Isso tudo é provocado pela ignorância absurda de quem tá escrevendo a novela (a propósito, é o Sr. João Emanuel Carneiro… autor de A Favorita e Avenida Brasil… e conta com a direção de Amora Mautner, umas das melhores diretoras da emissora na minha opinião) e também de quem tá topando fazer. Quando se fala em doença, o roteiro tem sim que passar por especialistas. E quando eu falo em especialistas, estou falando de médicos, de fisioterapeutas, mas, principalmente, de quem vive com ela. E os atores, diretores etc tem sim que ver o que é viver a doença. Eles chamam isso de laboratório.
Porque agora, depois de 15 anos tendo essa doença e lutando para que as pessoas entendam que ela não é doença de velho, que não tem cura mas tem tratamento, que é possível viver com ela mesmo com todos os perrengues, que dá pra comer, transar, ter filho, casar, viajar, se divertir, estudar etc, que não é transmissível e mais um monte de coisa, eu vou ter que sentar do lado da minha vózinha, de 82 anos e explicar pra ela, de novo, que eu não vou morrer de EM. E que a morte me ronda assim como ronda todo mundo.
Como alguém que tem EM há tanto tempo, como uma mestre em comunicação social que estudou telenovelas e as implicações de representações de diferenças nelas, como doutoranda que estuda representações, discursos e identidades de pessoas em situação crônica de doença e como militante da conscientização sobre a esclerose múltipla, eu gostaria muitíssimo que essa representação respeitasse nossa luta, nosso cotidiano, nossas vidas. Claro que eles não têm como representar todas as pessoas com EM, porque cada uma é única. É só olhar as diferenças que temos aqui dentro de casa comigo e com o Jota. Mas respeitar a luta é fundamental. Isso eles podem e devem fazer! Mas, sinceramente, não espero muita coisa não. Sabe aquela coisa de “melhor não esperar nada porque se vier é lucro?”.
Lembrando que as duas únicas novelas que apresentaram de forma respeitosa e educativa o que é ter uma deficiência ou doença foram Viver a Vida de Manoel Carlos com a personagem Luciana que tinha tetraplegia e a novela Caminho das Índias, de Glória Perez, com o personagem Tarso que tinha esquizofrenia; ambas contaram com consultoria de pessoas que passavam pela mesma situação.
Algo me diz que essa novela vai aparecer muito aqui nesse espaço e no meu blog pessoal. Não tenho visto telenovelas depois do mestrado porque li tanto sobre o assunto e vi tanta coisa que me enjoei. Mas essa aí, por motivos pessoais e profissionais, vou ver pra poder opinar.
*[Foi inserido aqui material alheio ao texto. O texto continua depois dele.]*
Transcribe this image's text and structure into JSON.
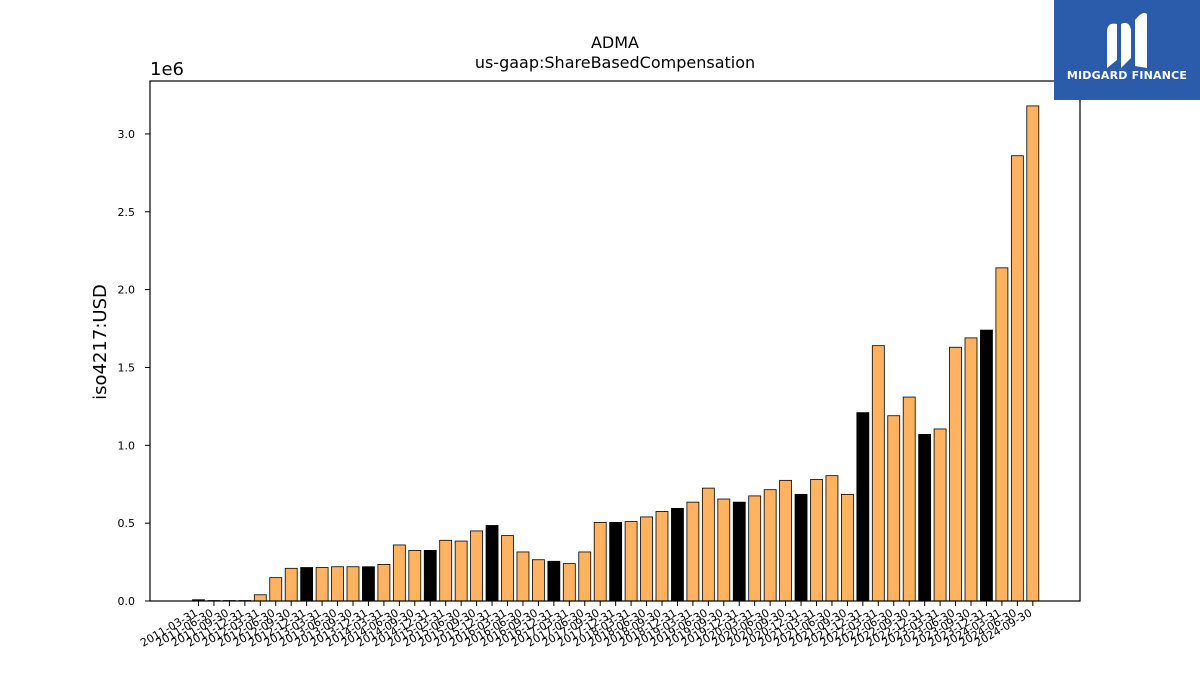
{
  "chart_data": {
    "type": "bar",
    "title": "ADMA",
    "subtitle": "us-gaap:ShareBasedCompensation",
    "ylabel": "iso4217:USD",
    "xlabel": "",
    "y_scale_label": "1e6",
    "y_scale": 1000000,
    "ylim": [
      0,
      3340000
    ],
    "yticks": [
      0,
      500000,
      1000000,
      1500000,
      2000000,
      2500000,
      3000000
    ],
    "ytick_labels": [
      "0.0",
      "0.5",
      "1.0",
      "1.5",
      "2.0",
      "2.5",
      "3.0"
    ],
    "grid": false,
    "colors": {
      "quarterly": "#ffb360",
      "annual": "#000000",
      "edge": "#000000"
    },
    "categories": [
      "2011-03-31",
      "2011-06-30",
      "2011-09-30",
      "2011-12-31",
      "2012-03-31",
      "2012-06-30",
      "2012-09-30",
      "2012-12-31",
      "2013-03-31",
      "2013-06-30",
      "2013-09-30",
      "2013-12-31",
      "2014-03-31",
      "2014-06-30",
      "2014-09-30",
      "2014-12-31",
      "2015-03-31",
      "2015-06-30",
      "2015-09-30",
      "2015-12-31",
      "2016-03-31",
      "2016-06-30",
      "2016-09-30",
      "2016-12-31",
      "2017-03-31",
      "2017-06-30",
      "2017-09-30",
      "2017-12-31",
      "2018-03-31",
      "2018-06-30",
      "2018-09-30",
      "2018-12-31",
      "2019-03-31",
      "2019-06-30",
      "2019-09-30",
      "2019-12-31",
      "2020-03-31",
      "2020-06-30",
      "2020-09-30",
      "2020-12-31",
      "2021-03-31",
      "2021-06-30",
      "2021-09-30",
      "2021-12-31",
      "2022-03-31",
      "2022-06-30",
      "2022-09-30",
      "2022-12-31",
      "2023-03-31",
      "2023-06-30",
      "2023-09-30",
      "2023-12-31",
      "2024-03-31",
      "2024-06-30",
      "2024-09-30"
    ],
    "values": [
      8000,
      3000,
      3000,
      3000,
      40000,
      150000,
      210000,
      215000,
      215000,
      220000,
      220000,
      220000,
      235000,
      360000,
      325000,
      325000,
      390000,
      385000,
      450000,
      485000,
      420000,
      315000,
      265000,
      255000,
      240000,
      315000,
      505000,
      505000,
      510000,
      540000,
      575000,
      595000,
      635000,
      725000,
      655000,
      635000,
      675000,
      715000,
      775000,
      685000,
      780000,
      805000,
      685000,
      1210000,
      1640000,
      1190000,
      1310000,
      1070000,
      1105000,
      1630000,
      1690000,
      1740000,
      2140000,
      2860000,
      3180000
    ],
    "bar_kind": [
      "annual",
      "quarterly",
      "quarterly",
      "quarterly",
      "quarterly",
      "quarterly",
      "quarterly",
      "annual",
      "quarterly",
      "quarterly",
      "quarterly",
      "annual",
      "quarterly",
      "quarterly",
      "quarterly",
      "annual",
      "quarterly",
      "quarterly",
      "quarterly",
      "annual",
      "quarterly",
      "quarterly",
      "quarterly",
      "annual",
      "quarterly",
      "quarterly",
      "quarterly",
      "annual",
      "quarterly",
      "quarterly",
      "quarterly",
      "annual",
      "quarterly",
      "quarterly",
      "quarterly",
      "annual",
      "quarterly",
      "quarterly",
      "quarterly",
      "annual",
      "quarterly",
      "quarterly",
      "quarterly",
      "annual",
      "quarterly",
      "quarterly",
      "quarterly",
      "annual",
      "quarterly",
      "quarterly",
      "quarterly",
      "annual",
      "quarterly",
      "quarterly",
      "quarterly"
    ]
  },
  "logo": {
    "text": "MIDGARD FINANCE",
    "bg_color": "#2b5cac"
  }
}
Sei que tem gente dizendo que é melhor que nada. Eu confesso que as vezes eu acho o nada melhor… porque o nada não soterra anos de trabalho pela conscientização; o nada não acaba com tudo que já fizemos pra acabar com a ignorância. Meu medo é começar a ouvir: “mas não é assim? Mentira… é sim, eu vi na novela”. “Passou na televisão que é…” enfim, coisas do gênero.
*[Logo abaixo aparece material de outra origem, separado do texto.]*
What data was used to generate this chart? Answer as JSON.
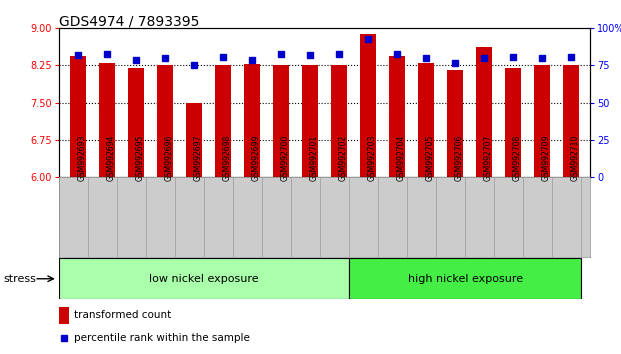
{
  "title": "GDS4974 / 7893395",
  "samples": [
    "GSM992693",
    "GSM992694",
    "GSM992695",
    "GSM992696",
    "GSM992697",
    "GSM992698",
    "GSM992699",
    "GSM992700",
    "GSM992701",
    "GSM992702",
    "GSM992703",
    "GSM992704",
    "GSM992705",
    "GSM992706",
    "GSM992707",
    "GSM992708",
    "GSM992709",
    "GSM992710"
  ],
  "red_values": [
    8.45,
    8.3,
    8.19,
    8.25,
    7.5,
    8.25,
    8.28,
    8.25,
    8.25,
    8.25,
    8.88,
    8.44,
    8.3,
    8.16,
    8.63,
    8.2,
    8.25,
    8.25
  ],
  "blue_values": [
    82,
    83,
    79,
    80,
    75,
    81,
    79,
    83,
    82,
    83,
    93,
    83,
    80,
    77,
    80,
    81,
    80,
    81
  ],
  "ylim_left": [
    6,
    9
  ],
  "ylim_right": [
    0,
    100
  ],
  "yticks_left": [
    6,
    6.75,
    7.5,
    8.25,
    9
  ],
  "yticks_right": [
    0,
    25,
    50,
    75,
    100
  ],
  "bar_color": "#cc0000",
  "dot_color": "#0000cc",
  "group1_count": 10,
  "group1_label": "low nickel exposure",
  "group2_label": "high nickel exposure",
  "stress_label": "stress",
  "legend1": "transformed count",
  "legend2": "percentile rank within the sample",
  "bg_color": "#ffffff",
  "group1_color": "#aaffaa",
  "group2_color": "#44ee44",
  "xlabel_bg": "#cccccc",
  "hline_color": "black",
  "hline_positions": [
    6.75,
    7.5,
    8.25
  ]
}
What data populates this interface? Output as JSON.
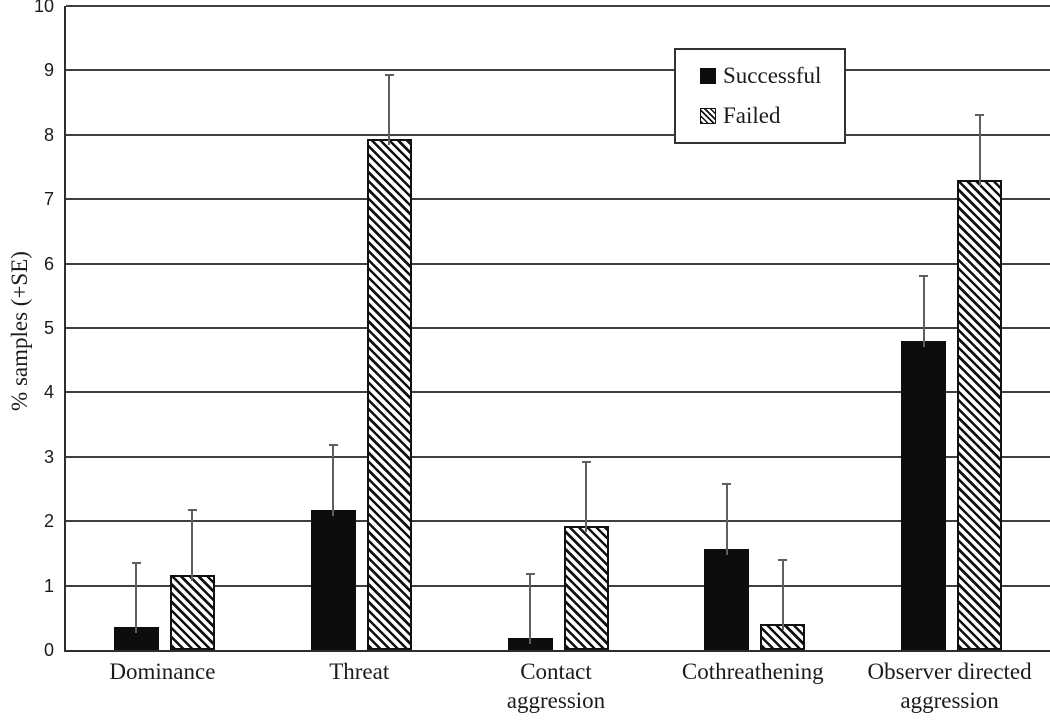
{
  "figure": {
    "background": "#ffffff"
  },
  "chart_data": {
    "type": "bar",
    "title": "",
    "xlabel": "",
    "ylabel": "% samples (+SE)",
    "ylim": [
      0,
      10
    ],
    "yticks": [
      0,
      1,
      2,
      3,
      4,
      5,
      6,
      7,
      8,
      9,
      10
    ],
    "grid": true,
    "legend": {
      "position": "top-center-inside",
      "entries": [
        "Successful",
        "Failed"
      ]
    },
    "categories": [
      "Dominance",
      "Threat",
      "Contact\naggression",
      "Cothreathening",
      "Observer directed\naggression"
    ],
    "series": [
      {
        "name": "Successful",
        "fill": "solid-black",
        "values": [
          0.35,
          2.18,
          0.18,
          1.57,
          4.8
        ],
        "se_plus": [
          1.0,
          1.0,
          1.0,
          1.0,
          1.0
        ]
      },
      {
        "name": "Failed",
        "fill": "diagonal-hatch",
        "values": [
          1.17,
          7.93,
          1.92,
          0.4,
          7.3
        ],
        "se_plus": [
          1.0,
          1.0,
          1.0,
          1.0,
          1.0
        ]
      }
    ]
  },
  "colors": {
    "bar": "#0d0d0d",
    "grid": "#3f3f3f",
    "axis": "#2e2e2e",
    "error_bar": "#5f5f5f",
    "text": "#1b1b1b",
    "legend_border": "#333333",
    "background": "#ffffff"
  }
}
É perigoso porque por mais que a audiência de telenovelas esteja mais baixa e por mais que as pessoas entendam melhor que nem tudo que passa na TV é verdade, a audiência de telenovela é altíssima e a TV está presente em 95,1% dos lares brasileiros (IBGE, 2010). E porque ela é o principal meio de informação e formação da maioria das pessoas.
Um pedido que faço, inclusive aos ateus: Oremos!